Shares of several Japanese semiconductor supply chain companies have experienced declines in recent months, despite a general uptick in AI and main chipmaker stocks. Tokyo Electron, a chipmaking equipment manufacturer, saw its share value drop by 10% since early April. Similarly, Towa’s shares decreased by a tenth since last Thursday, and Advantest, which manufactures machines for testing and measuring chips, fell by a quarter from a March high. Screen Holdings, which produces wafer cleaning and etching materials, also reported a decrease in share value.
The declines are attributed to high earnings expectations and subsequent sell-offs after companies underperformed in the March quarter, as well as steep valuations. For instance, Advantest’s stock price rose to 48 times forward earnings before the sell-off, significantly higher than global peers.

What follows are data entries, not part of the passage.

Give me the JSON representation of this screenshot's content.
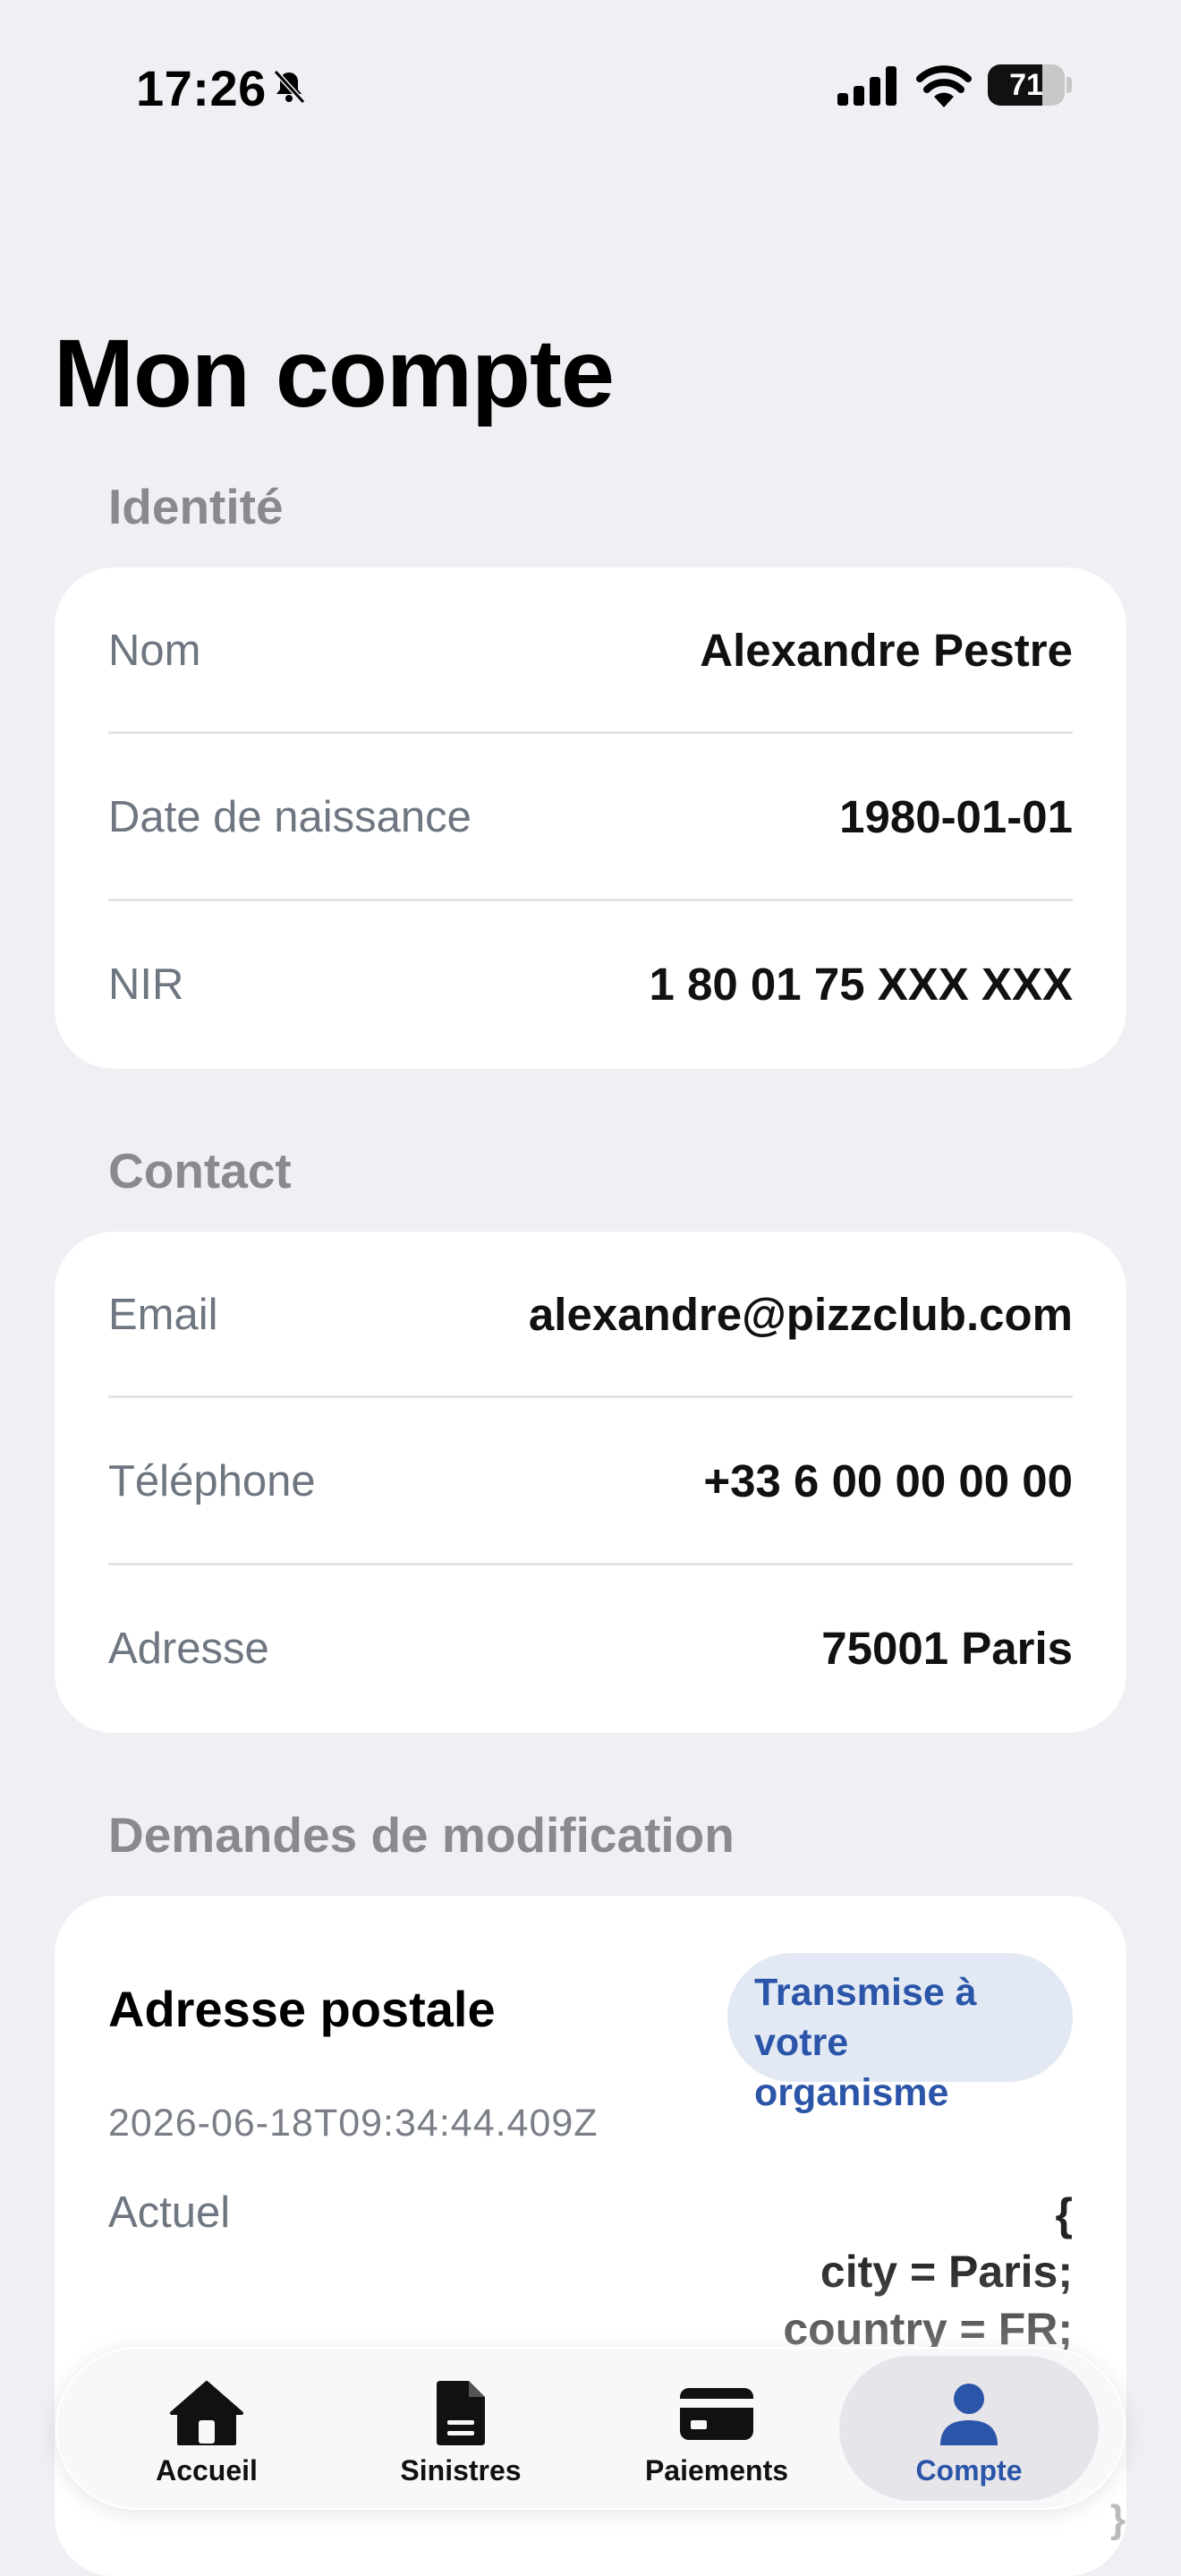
{
  "status_bar": {
    "time": "17:26",
    "battery": "71",
    "battery_level": 0.71
  },
  "page": {
    "title": "Mon compte"
  },
  "identity": {
    "header": "Identité",
    "rows": [
      {
        "label": "Nom",
        "value": "Alexandre Pestre"
      },
      {
        "label": "Date de naissance",
        "value": "1980-01-01"
      },
      {
        "label": "NIR",
        "value": "1 80 01 75 XXX XXX"
      }
    ]
  },
  "contact": {
    "header": "Contact",
    "rows": [
      {
        "label": "Email",
        "value": "alexandre@pizzclub.com"
      },
      {
        "label": "Téléphone",
        "value": "+33 6 00 00 00 00"
      },
      {
        "label": "Adresse",
        "value": "75001 Paris"
      }
    ]
  },
  "requests": {
    "header": "Demandes de modification",
    "items": [
      {
        "title": "Adresse postale",
        "status": "Transmise à votre organisme",
        "date": "2026-06-18T09:34:44.409Z",
        "current_label": "Actuel",
        "current_value": "{\ncity = Paris;\ncountry = FR;",
        "closing": "}"
      }
    ]
  },
  "tabbar": {
    "items": [
      {
        "label": "Accueil",
        "icon": "home-icon"
      },
      {
        "label": "Sinistres",
        "icon": "document-icon"
      },
      {
        "label": "Paiements",
        "icon": "credit-card-icon"
      },
      {
        "label": "Compte",
        "icon": "person-icon",
        "active": true
      }
    ]
  },
  "colors": {
    "accent": "#2b55a8",
    "background": "#efeff4",
    "badge_bg": "#e2e9f4"
  }
}
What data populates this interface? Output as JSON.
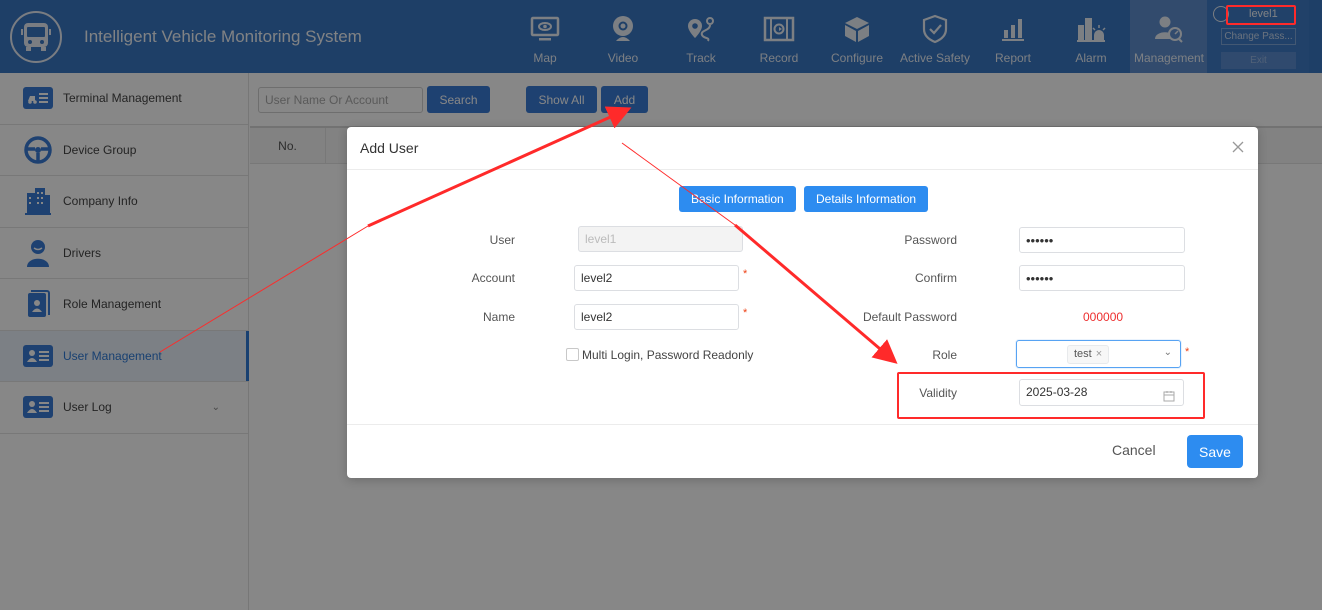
{
  "header": {
    "app_title": "Intelligent Vehicle Monitoring System",
    "logo_icon": "bus-icon",
    "nav": [
      {
        "label": "Map",
        "icon": "monitor-eye-icon",
        "active": false
      },
      {
        "label": "Video",
        "icon": "webcam-icon",
        "active": false
      },
      {
        "label": "Track",
        "icon": "route-pin-icon",
        "active": false
      },
      {
        "label": "Record",
        "icon": "film-replay-icon",
        "active": false
      },
      {
        "label": "Configure",
        "icon": "cube-icon",
        "active": false
      },
      {
        "label": "Active Safety",
        "icon": "shield-check-icon",
        "active": false
      },
      {
        "label": "Report",
        "icon": "bar-chart-icon",
        "active": false
      },
      {
        "label": "Alarm",
        "icon": "alarm-building-icon",
        "active": false
      },
      {
        "label": "Management",
        "icon": "user-manage-icon",
        "active": true
      }
    ],
    "user": {
      "name": "level1",
      "change_password": "Change Pass...",
      "exit": "Exit"
    }
  },
  "sidebar": {
    "items": [
      {
        "label": "Terminal Management",
        "icon": "truck-list-icon",
        "active": false
      },
      {
        "label": "Device Group",
        "icon": "steering-wheel-icon",
        "active": false
      },
      {
        "label": "Company Info",
        "icon": "building-icon",
        "active": false
      },
      {
        "label": "Drivers",
        "icon": "driver-icon",
        "active": false
      },
      {
        "label": "Role Management",
        "icon": "role-book-icon",
        "active": false
      },
      {
        "label": "User Management",
        "icon": "user-card-icon",
        "active": true
      },
      {
        "label": "User Log",
        "icon": "user-card-icon",
        "active": false,
        "expandable": true
      }
    ]
  },
  "toolbar": {
    "search_placeholder": "User Name Or Account",
    "search_label": "Search",
    "show_all_label": "Show All",
    "add_label": "Add"
  },
  "table": {
    "columns": [
      "No."
    ]
  },
  "modal": {
    "title": "Add User",
    "tabs": [
      "Basic Information",
      "Details Information"
    ],
    "fields": {
      "user_label": "User",
      "user_value": "level1",
      "account_label": "Account",
      "account_value": "level2",
      "name_label": "Name",
      "name_value": "level2",
      "multi_login_label": "Multi Login, Password Readonly",
      "multi_login_checked": false,
      "password_label": "Password",
      "password_value": "••••••",
      "confirm_label": "Confirm",
      "confirm_value": "••••••",
      "default_password_label": "Default Password",
      "default_password_value": "000000",
      "role_label": "Role",
      "role_tags": [
        "test"
      ],
      "validity_label": "Validity",
      "validity_value": "2025-03-28",
      "required_mark": "*"
    },
    "cancel_label": "Cancel",
    "save_label": "Save"
  },
  "colors": {
    "header_bg": "#3a77c2",
    "primary": "#2d8cf0",
    "annotation_red": "#ff2a2a",
    "default_password_red": "#ed2f2f"
  }
}
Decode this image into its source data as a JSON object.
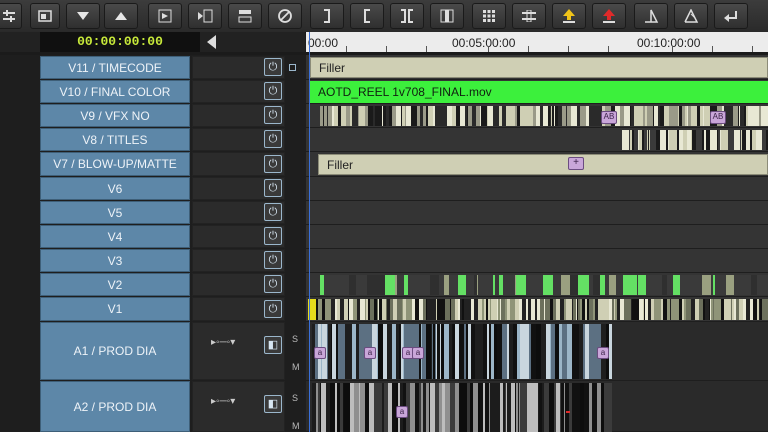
{
  "timecode": "00:00:00:00",
  "ruler": {
    "labels": [
      "00:00",
      "00:05:00:00",
      "00:10:00:00"
    ]
  },
  "tracks": [
    {
      "label": "V11 / TIMECODE"
    },
    {
      "label": "V10 / FINAL COLOR"
    },
    {
      "label": "V9 / VFX NO"
    },
    {
      "label": "V8 / TITLES"
    },
    {
      "label": "V7 / BLOW-UP/MATTE"
    },
    {
      "label": "V6"
    },
    {
      "label": "V5"
    },
    {
      "label": "V4"
    },
    {
      "label": "V3"
    },
    {
      "label": "V2"
    },
    {
      "label": "V1"
    },
    {
      "label": "A1 / PROD DIA"
    },
    {
      "label": "A2 / PROD DIA"
    }
  ],
  "clips": {
    "v11_filler": "Filler",
    "v10_clip": "AOTD_REEL 1v708_FINAL.mov",
    "v7_filler": "Filler"
  },
  "toolbar_icons": [
    "settings-icon",
    "window-icon",
    "down-triangle-icon",
    "up-triangle-icon",
    "extract-icon",
    "insert-icon",
    "overwrite-icon",
    "clear-icon",
    "mark-out-icon",
    "mark-in-icon",
    "split-icon",
    "lift-icon",
    "grid-icon",
    "segment-icon",
    "lift-yellow-icon",
    "lift-red-icon",
    "trim-icon",
    "trim-alt-icon",
    "return-icon"
  ],
  "colors": {
    "track_label": "#5d87a8",
    "filler": "#cfcfb4",
    "final_color_clip": "#3cf03c",
    "timecode_text": "#c7e93a",
    "playhead": "#3a6fd8"
  }
}
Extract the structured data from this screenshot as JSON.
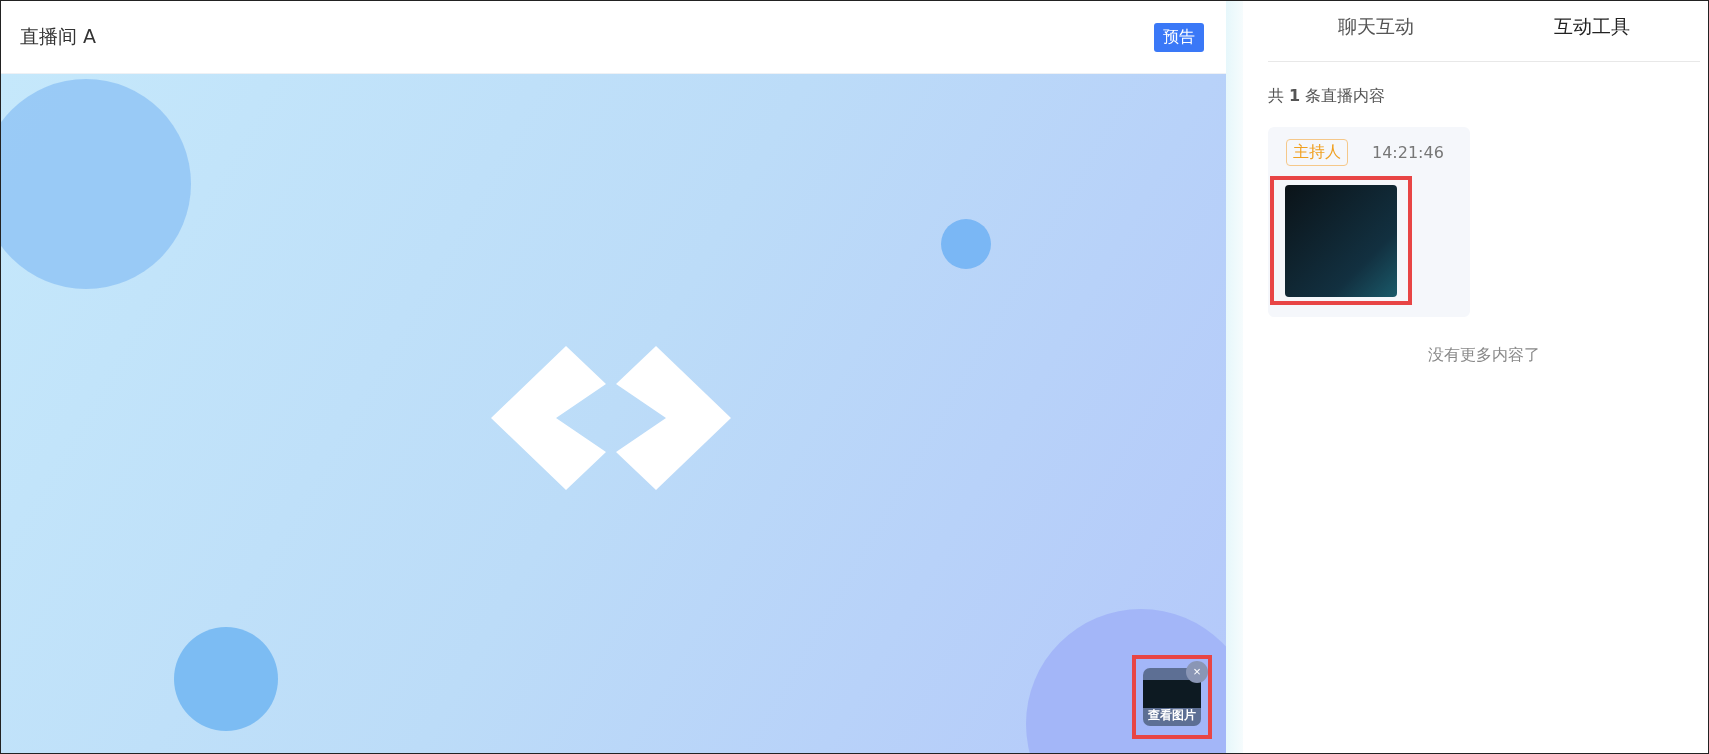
{
  "room": {
    "title": "直播间 A",
    "badge": "预告"
  },
  "preview": {
    "caption": "查看图片",
    "close": "×"
  },
  "tabs": [
    {
      "label": "聊天互动",
      "selected": false
    },
    {
      "label": "互动工具",
      "selected": true
    }
  ],
  "summary": "共 **1** 条直播内容",
  "messages": [
    {
      "role": "主持人",
      "time": "14:21:46",
      "highlighted": true
    }
  ],
  "end_note": "没有更多内容了"
}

Despite these setbacks, there is potential for recovery. The demand for chipmaking equipment, semiconductor materials, and testing devices is expected to remain strong due to increasing capital investments in servers worldwide. Companies involved in producing silicon wafers, photoresist materials, and chemicals used in chip manufacturing maintain healthy margins and face limited rivalry, which could provide stability against market fluctuations.
Overall, the long-term outlook for Japan’s chip supply chain sector appears robust, bolstered by their critical role in the global semiconductor industry.